In December, the French government formalized a new industrial strategy to help advance the next generation of Airbus aircraft. The announced funding, 300 million euros annually between 2024 and 2027, fortifies the foundation for Europe’s next all-new airplane.

These are the homework years for Airbus and Boeing, as both cultivate the new technologies for all-new aircraft across a variety of domains. Each has dedicated programs for areas of study under additional buckets of funding, including small and full-scale demonstrations, but the 900 million euros ($968 million) in French funding for its ecosystem over three years easily eclipses the $425 million over seven years for the X-66 Sustainable Flight Demonstrator currently being developed by Boeing and NASA in Palmdale, California — an effort the White House sees as the centerpiece of replacing the 737 Max.

Boeing today is a company in strategic turmoil, consumed with the nuts and bolts of building the aircraft it has in its factories. The crisis that revealed its instability came on Jan. 5 with Alaska 1282, ensuring that its top leadership is not thinking about an all-new airplane development — despite growing calls for one.

Related: Airbus quietly cultivates ‘building block’ tech for A320 successor

Meanwhile, Airbus is accelerating its own effort, increasingly concerned less with its transatlantic competitor’s long-term product development strategy than with the governmental and societal forces that will shape the policies that act on the European plane maker over the decade to come and beyond. 

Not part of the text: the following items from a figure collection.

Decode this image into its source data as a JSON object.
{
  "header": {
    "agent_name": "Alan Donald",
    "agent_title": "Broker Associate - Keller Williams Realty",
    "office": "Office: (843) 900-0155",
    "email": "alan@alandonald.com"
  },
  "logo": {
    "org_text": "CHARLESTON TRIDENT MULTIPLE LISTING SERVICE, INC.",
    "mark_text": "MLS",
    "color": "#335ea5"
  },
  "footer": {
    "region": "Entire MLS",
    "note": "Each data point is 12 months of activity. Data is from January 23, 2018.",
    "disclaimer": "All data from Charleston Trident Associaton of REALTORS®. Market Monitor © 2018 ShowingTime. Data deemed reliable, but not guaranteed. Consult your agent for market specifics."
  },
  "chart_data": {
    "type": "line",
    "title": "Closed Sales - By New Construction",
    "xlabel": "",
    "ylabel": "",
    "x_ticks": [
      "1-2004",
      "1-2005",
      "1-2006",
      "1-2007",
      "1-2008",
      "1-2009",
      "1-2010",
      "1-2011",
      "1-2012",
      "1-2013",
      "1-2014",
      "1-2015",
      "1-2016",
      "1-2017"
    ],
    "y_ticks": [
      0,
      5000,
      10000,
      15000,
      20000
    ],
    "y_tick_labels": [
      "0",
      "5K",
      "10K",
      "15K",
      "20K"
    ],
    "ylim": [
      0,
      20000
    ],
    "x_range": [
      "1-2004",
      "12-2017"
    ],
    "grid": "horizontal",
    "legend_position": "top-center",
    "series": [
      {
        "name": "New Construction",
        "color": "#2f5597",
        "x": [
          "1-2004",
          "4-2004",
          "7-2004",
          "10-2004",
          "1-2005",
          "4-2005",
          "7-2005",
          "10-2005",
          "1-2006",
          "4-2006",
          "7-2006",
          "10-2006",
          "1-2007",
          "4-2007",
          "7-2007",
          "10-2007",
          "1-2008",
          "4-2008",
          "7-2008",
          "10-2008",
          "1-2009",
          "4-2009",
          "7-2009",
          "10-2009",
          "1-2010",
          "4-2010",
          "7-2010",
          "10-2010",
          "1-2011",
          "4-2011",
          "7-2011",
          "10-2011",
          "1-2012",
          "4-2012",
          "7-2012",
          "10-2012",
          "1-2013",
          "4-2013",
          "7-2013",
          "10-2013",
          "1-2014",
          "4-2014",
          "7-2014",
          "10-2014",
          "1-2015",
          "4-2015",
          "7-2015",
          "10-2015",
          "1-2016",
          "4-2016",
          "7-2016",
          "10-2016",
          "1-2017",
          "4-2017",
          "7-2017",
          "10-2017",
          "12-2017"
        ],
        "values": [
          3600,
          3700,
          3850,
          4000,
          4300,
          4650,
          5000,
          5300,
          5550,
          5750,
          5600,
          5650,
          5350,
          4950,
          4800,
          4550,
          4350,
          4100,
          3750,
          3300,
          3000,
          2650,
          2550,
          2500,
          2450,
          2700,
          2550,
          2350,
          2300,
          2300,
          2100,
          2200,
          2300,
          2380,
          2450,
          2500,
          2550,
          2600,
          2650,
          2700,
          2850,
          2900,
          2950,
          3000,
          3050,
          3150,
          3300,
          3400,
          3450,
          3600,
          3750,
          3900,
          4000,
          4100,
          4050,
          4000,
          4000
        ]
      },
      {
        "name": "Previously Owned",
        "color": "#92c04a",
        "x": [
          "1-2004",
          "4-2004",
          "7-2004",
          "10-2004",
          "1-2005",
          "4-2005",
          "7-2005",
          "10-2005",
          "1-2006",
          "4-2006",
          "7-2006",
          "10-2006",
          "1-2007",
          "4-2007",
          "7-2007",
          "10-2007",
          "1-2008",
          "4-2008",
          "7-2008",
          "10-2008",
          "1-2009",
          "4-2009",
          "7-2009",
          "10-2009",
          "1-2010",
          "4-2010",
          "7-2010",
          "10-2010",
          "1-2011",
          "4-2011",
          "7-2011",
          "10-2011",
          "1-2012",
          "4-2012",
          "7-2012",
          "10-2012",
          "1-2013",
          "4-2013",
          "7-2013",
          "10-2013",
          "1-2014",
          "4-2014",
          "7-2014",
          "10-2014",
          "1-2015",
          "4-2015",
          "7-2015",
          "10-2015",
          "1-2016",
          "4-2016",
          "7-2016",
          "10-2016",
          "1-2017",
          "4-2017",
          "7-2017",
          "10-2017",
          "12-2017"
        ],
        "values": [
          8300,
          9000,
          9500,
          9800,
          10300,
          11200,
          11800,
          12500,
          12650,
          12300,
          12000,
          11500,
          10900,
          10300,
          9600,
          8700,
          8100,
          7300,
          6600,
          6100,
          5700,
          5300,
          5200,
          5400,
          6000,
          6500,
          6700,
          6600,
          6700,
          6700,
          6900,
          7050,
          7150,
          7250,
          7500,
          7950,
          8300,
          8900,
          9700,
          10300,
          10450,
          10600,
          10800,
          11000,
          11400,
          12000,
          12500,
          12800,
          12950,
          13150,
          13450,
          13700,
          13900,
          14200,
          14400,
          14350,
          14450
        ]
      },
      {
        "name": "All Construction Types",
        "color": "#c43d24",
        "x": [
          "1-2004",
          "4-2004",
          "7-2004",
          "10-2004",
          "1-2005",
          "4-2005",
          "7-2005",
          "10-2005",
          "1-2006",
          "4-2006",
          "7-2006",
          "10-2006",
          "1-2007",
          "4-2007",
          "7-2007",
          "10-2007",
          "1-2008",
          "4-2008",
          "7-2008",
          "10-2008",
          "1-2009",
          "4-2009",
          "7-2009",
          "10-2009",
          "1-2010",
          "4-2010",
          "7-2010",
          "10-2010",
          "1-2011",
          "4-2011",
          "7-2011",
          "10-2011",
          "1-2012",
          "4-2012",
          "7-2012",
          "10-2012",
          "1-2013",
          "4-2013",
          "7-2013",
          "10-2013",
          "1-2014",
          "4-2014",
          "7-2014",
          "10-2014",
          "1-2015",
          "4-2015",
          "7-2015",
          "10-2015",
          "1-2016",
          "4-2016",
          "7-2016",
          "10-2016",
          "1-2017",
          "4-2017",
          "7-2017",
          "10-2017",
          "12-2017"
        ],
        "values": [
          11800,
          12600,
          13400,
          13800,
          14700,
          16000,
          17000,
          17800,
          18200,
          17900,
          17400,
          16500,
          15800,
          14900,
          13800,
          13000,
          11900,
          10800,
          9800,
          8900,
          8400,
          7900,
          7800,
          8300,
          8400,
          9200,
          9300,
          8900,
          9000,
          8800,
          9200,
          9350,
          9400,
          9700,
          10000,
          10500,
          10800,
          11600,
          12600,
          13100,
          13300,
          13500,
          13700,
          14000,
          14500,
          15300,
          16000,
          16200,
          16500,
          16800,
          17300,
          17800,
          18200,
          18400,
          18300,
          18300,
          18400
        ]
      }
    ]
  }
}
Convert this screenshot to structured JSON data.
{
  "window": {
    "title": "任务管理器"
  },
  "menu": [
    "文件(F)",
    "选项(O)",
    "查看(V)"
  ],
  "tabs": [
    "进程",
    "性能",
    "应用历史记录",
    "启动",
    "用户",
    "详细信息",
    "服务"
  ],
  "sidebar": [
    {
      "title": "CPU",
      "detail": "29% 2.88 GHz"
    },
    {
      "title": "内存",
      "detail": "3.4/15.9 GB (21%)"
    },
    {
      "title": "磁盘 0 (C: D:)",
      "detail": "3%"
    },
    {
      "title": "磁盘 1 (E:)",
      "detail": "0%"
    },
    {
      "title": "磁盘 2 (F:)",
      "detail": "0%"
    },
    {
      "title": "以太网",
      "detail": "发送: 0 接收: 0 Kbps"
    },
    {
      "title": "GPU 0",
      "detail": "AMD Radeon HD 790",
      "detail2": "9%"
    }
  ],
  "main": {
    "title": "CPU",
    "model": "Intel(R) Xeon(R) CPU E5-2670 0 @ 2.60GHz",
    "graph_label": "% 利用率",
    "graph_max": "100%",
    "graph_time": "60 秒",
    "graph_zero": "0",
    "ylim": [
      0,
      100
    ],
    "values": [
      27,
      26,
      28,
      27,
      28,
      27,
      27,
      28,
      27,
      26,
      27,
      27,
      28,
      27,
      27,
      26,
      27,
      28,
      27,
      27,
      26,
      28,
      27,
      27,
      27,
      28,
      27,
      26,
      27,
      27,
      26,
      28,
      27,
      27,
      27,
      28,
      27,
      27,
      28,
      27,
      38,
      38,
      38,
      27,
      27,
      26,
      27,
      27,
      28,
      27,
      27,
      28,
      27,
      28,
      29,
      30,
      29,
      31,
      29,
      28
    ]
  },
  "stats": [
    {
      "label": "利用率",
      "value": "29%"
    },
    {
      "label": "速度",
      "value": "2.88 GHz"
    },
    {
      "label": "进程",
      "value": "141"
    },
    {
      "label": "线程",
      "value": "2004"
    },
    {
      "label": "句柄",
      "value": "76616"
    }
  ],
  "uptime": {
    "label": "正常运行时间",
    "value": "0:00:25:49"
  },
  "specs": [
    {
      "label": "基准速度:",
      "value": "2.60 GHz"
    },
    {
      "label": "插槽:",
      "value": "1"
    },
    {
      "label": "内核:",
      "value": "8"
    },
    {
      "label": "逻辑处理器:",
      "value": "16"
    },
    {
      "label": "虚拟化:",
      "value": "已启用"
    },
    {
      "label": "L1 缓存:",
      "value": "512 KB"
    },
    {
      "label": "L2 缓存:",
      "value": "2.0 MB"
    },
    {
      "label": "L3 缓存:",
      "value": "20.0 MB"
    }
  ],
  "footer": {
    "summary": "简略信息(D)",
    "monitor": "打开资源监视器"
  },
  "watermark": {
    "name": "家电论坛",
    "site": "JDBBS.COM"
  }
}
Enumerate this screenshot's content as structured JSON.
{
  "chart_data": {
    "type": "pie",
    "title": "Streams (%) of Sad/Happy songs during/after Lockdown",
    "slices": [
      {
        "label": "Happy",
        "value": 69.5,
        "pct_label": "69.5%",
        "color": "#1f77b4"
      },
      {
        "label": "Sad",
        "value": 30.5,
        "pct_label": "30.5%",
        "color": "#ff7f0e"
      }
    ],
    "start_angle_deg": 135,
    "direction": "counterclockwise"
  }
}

What that new airplane may actually look like, and which part of the marketplace it may target, has been a mystery for some time, concealed in the tea leaves of French industrial policy and Airbus’s opaque eAction program, an initiative first revealed by The Air Current in December 2022. However, eAction, an effort to build the technological building blocks for the future, is now aimed at a very specific end goal, the company tells TAC: the Next Generation Single Aisle (NGSA), a name now being formally used by Airbus.